20 марта, в день ареста Теснанова, газета «Северное утро», ссылаясь на Архбюро, обнародовала версию Рындина в виде передовой статьи под заголовком «К ответу», требуя наказать работников профсоюзов как большевистских агентов.

А у Рындина уже рождалась новая версия. По его подсказке, таясь от наборщиков, Пташка набрал заголовочным шрифтом две фразы, призывающие к вооруженному восстанию. Потом доверительно попросил печатника Склепина научить его составить печать, какую он видел на большевистских листовках. Иван Михайлович удивился: зачем? Пташка долго мялся, прежде чем открыться, что задумал, дескать, отпечатать листовку. Склепин ответил, что наборного дела не знает и лезть в опасное дело не желает и Пташке не советует.

Выслушав рассказ Пташки, Рындин решил произвести обыск в штабной типографии. Пташка был «пойман» с поличным и своим сообщником назвал Ивана Склепина. От того потребовали признаний, с кем он до этого печатал листовки и изготовил печать.

Иван Михайлович чувствовал, что следствие не располагает фактами, и категорически отвергал обвинение. Рындин же подгонял его под свою версию. На столе лежало готовое заключение под заголовком: «Раскрытие военной организации, работавшей на большевиков». В него были включены имена неблагонадежных солдат, замеченных в агитации на фронте и в казармах, — Гулева, Сиригина, Трубина, Власова, Квитко, Сывороткина, Поздеева, а также служивших в военных учреждениях Аншукова, Печинина, Богданова и Каминского. Арест каждого из них в отдельности не произвел бы никакого эффекта. Совсем другое дело, когда он, Рындин, объединит их в одну организацию, во главе которой поставит Пухова и Глазкова, а заодно и Шереметьева (этот пойдет без доказательств, как друг Пухова).

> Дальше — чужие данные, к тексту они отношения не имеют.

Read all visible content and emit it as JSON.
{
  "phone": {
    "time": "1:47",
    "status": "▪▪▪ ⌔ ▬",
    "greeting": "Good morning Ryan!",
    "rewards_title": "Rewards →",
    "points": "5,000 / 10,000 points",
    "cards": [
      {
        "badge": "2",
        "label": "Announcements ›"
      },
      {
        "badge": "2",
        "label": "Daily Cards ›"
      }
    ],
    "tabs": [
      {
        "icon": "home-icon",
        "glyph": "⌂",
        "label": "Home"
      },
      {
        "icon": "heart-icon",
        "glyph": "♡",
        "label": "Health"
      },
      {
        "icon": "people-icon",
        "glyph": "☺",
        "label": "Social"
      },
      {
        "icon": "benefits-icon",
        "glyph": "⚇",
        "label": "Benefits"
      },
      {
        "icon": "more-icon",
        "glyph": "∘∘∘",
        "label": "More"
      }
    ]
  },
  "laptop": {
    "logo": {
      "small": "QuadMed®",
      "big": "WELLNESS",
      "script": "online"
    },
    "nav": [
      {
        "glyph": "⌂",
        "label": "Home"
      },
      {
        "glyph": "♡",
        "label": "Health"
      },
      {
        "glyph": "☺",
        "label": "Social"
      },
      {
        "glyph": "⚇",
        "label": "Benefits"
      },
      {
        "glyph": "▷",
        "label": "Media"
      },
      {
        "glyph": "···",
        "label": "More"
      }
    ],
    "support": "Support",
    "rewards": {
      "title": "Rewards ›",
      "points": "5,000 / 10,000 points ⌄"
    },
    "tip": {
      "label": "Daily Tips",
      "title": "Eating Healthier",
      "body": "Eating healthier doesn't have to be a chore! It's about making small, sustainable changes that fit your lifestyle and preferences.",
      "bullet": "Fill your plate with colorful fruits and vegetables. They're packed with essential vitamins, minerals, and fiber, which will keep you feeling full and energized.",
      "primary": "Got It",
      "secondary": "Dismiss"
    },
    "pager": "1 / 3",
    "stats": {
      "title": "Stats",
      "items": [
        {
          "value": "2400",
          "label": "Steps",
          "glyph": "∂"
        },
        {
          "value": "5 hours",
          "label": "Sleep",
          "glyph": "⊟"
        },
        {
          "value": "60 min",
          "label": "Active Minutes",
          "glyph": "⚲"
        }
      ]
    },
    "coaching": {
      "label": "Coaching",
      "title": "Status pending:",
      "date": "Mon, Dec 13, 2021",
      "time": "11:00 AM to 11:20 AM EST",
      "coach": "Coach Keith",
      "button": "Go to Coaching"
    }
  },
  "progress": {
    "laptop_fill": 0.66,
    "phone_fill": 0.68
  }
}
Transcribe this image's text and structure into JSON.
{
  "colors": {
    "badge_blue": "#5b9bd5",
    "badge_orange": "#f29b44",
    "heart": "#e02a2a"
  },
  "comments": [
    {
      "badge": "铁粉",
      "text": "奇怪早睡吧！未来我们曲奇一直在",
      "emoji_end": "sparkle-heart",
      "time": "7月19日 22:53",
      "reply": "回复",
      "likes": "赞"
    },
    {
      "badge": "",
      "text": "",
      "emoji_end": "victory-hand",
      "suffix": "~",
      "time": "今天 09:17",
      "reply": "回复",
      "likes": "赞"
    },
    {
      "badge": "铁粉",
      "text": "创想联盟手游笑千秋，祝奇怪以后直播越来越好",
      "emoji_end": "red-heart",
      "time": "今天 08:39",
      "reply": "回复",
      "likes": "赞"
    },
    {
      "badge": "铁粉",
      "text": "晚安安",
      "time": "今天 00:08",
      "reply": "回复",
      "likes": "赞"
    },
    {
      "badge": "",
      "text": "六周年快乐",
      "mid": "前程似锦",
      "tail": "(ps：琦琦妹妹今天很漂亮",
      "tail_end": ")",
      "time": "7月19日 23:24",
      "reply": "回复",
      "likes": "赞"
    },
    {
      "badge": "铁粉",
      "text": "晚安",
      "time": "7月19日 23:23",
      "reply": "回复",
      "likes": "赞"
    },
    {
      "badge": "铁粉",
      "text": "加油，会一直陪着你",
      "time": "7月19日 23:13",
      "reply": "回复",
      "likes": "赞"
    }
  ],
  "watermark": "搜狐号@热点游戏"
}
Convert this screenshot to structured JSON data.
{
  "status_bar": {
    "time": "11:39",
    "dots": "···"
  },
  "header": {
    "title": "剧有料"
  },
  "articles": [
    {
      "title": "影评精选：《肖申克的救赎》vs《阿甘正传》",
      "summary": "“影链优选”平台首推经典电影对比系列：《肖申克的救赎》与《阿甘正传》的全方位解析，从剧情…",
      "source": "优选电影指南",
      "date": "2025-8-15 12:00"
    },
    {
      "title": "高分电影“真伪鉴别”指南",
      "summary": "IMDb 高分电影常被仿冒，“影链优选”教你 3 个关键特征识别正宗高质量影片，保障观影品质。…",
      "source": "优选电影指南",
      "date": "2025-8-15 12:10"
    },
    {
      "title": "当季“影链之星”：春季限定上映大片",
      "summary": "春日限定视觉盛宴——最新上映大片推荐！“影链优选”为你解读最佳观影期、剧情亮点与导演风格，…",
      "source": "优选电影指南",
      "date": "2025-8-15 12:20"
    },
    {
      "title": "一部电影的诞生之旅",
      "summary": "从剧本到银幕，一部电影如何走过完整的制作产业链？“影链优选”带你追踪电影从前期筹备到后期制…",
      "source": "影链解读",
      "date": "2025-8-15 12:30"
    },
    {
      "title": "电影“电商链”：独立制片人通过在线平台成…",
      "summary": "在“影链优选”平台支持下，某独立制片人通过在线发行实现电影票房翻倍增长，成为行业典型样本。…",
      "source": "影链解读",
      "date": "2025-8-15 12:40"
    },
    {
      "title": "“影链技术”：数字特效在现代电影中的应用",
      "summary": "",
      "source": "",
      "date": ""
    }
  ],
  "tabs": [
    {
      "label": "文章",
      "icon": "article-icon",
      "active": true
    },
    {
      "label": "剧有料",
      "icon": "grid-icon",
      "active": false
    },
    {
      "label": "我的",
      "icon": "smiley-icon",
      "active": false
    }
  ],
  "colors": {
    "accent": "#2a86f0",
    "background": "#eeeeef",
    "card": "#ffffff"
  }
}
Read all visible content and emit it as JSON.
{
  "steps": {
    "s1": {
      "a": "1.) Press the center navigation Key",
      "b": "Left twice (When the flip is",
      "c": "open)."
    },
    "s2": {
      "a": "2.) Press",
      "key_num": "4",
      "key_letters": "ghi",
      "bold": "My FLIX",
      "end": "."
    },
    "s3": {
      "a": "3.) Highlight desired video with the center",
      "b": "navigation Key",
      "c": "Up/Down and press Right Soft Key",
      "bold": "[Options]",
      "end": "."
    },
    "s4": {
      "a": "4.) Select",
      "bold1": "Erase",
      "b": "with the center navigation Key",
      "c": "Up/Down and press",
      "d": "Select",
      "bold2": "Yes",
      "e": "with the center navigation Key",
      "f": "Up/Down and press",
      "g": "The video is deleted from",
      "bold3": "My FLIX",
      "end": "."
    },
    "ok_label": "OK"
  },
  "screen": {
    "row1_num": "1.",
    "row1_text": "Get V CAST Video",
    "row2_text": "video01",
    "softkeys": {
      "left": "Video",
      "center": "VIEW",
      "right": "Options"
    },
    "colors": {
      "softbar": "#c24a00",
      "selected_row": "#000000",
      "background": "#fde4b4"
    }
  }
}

...В тюремной камере Шереметьев зло шепнул Пухову:

— Вот результат твоей любви к этому чтецу. — Видя замешательство друга, прямо спросил: — Неужели и теперь не разобрался, что Бзыкин — провокатор?

Удрученный арестом, Пухов не возражал, хотя и думал, что предать мог и кто-то другой, скажем, из тех солдат, с которыми был связан Глазков. Не верилось, чтобы человек, любящий поэзию, мог пасть так низко. Может, поэтому он облегченно вздохнул, когда в камеру втолкнули избитого Бзыкина. Из глаз его текли слезы, а по щеке — кровь.

Увидел сослуживцев, пустился рассказывать, как били его, требуя выдать сообщников и подтвердить, что и Шереметьев участвовал в деле.

— Мы с тобой передавали! Петра нечего впутывать.

— Вот и я им говорю, а они знай бьют. — Размазывая по лицу кровь, Бзыкин от слезливого топа вдруг перешел на осуждающий: — На солдата-провокатора ты навел меня с листовками. Все он наделал.

Шереметьев отвернулся к окну. Наглость Бзыкина возмущала и Пухова, но в спор он не вступил, надеясь разобраться, от обиды сказаны эти слова или умышленно. Может, и дал бы отповедь, однако новые события отвлекли. В камеру впихнули сначала Глазкова, потом Склепина с Пташкой. Подпольщики сделали вид, что не знают друг друга. Пташка кинулся к военконтролевцам как к друзьям, с вопросами и объяснениями.